2. Elaborative diacopes involve an explanatory word as part of the intervening phrase to enhance the repeated phrase's meaning; for example, the line "O Captain! My Captain!" from Walt Whitman's eponymous poem.
3. Extended Diacopes involve the repeated phrase being reiterated more than twice. While non-extended diacopes take on the form ABA, extended diacopes can use other variations; many of which use the AABA form as in Juliet's soliloquy in Romeo and Juliet: "O Romeo, Romeo! Wherefore art thou Romeo?"

== Rhetorical use ==
Diacope can be used to emphasize be placed on the repeated word. Additionally, it can create strong emotional impact and sense of urgency or insistency, especially if the repeated word is emotionally impactful. For example, The Cardigans' "Lovefool's" chorus has an extended diacope— "Love me.
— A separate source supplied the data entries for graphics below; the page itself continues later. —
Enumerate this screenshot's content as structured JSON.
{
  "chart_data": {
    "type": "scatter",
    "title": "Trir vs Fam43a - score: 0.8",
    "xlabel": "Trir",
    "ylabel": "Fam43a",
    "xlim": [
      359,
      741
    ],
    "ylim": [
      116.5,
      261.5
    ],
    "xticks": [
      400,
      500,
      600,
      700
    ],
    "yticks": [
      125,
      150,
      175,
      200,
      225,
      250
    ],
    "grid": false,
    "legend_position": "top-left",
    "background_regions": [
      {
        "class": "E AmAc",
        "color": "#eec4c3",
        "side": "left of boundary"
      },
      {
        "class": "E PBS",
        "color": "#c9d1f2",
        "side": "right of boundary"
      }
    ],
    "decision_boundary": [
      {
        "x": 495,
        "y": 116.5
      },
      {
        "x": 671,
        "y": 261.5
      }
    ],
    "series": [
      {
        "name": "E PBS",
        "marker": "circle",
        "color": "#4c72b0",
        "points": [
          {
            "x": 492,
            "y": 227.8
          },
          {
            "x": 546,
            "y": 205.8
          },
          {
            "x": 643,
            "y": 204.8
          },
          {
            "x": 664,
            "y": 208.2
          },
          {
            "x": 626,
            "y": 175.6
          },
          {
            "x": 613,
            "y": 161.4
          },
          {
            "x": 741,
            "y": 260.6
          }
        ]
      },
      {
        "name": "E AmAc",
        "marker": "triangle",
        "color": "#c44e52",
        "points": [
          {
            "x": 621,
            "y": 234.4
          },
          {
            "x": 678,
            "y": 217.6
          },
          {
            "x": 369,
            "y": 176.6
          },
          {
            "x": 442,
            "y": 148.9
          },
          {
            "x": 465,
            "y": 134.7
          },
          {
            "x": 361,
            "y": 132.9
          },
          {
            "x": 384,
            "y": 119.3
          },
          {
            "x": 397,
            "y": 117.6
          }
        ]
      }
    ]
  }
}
Love me. Say that you love me—" which strengthens the listener's emotional resonance with the speaker and emphasizes the song's chorus as an increasingly-urgent plea. This can additionally be used for persuasion.'

Diacopes can also provide rhythm to the text.'

==Examples==
The following are examples of vocative diacopes:

- "I am dying, Egypt, dying" — Shakespeare, Antony and Cleopatra, Act IV, Scene 15.
- "The horror! Oh, the horror!"
- "Run, Forrest, run" — Forrest Gump
- "Burn baby burn" — "Disco Inferno"

The following are examples of elaborative diacopes:

- "Bond. James Bond." — James Bond
- "Put out the light, and then put out the light." — Shakespeare, Othello, Act V, scene 2.
- "In times like these, it helps to recall that there have always been times like these." — Paul Harvey (also an example of an epanalepsis).
- "You think you own whatever land you land on" — Second verse from the song "Colors of the Wind" from the movie Pocahontas

The following are examples of extended diacopes:
- "A horse! a horse! my kingdom for a horse! — Shakespeare, Richard III
- "And we loved with a love that was more than love—I and my Annabel Lee" — Edgar Allan Poe, Annabel Lee
- "Free at last. Free at last. Thank God almighty we are free at last" — Martin Luther King, Jr.
- "I'm thirsty, I'm thirsty! Oh, God, I'm thirsty! Oh I'm thirsty! Oh I'm thirsty! I'm thirsty! Oh, Oh, Oh, I'm thirsty!" — "The Crucifixion," Jesus Christ Superstar (this could be considered in the form AABABABAABA or alternatively as multiple diacopes)
- "Keeps going and going and going." — Energizer slogan
Leo Marks's poem "The Life That I Have", memorably used in the film Odette, is an extended example of diacope:
 The life that I have
 Is all that I have
 And the life that I have
 Is yours.

 The love that I have
 Of the life that I have
 Is yours and yours and yours.

 A sleep I shall have
 A rest I shall have
 Yet death will be but a pause.

 For the peace of my years
 In the long green grass
 Will be yours and yours and yours.

The first line in the poem not to deploy diacope is the one about death being "a pause."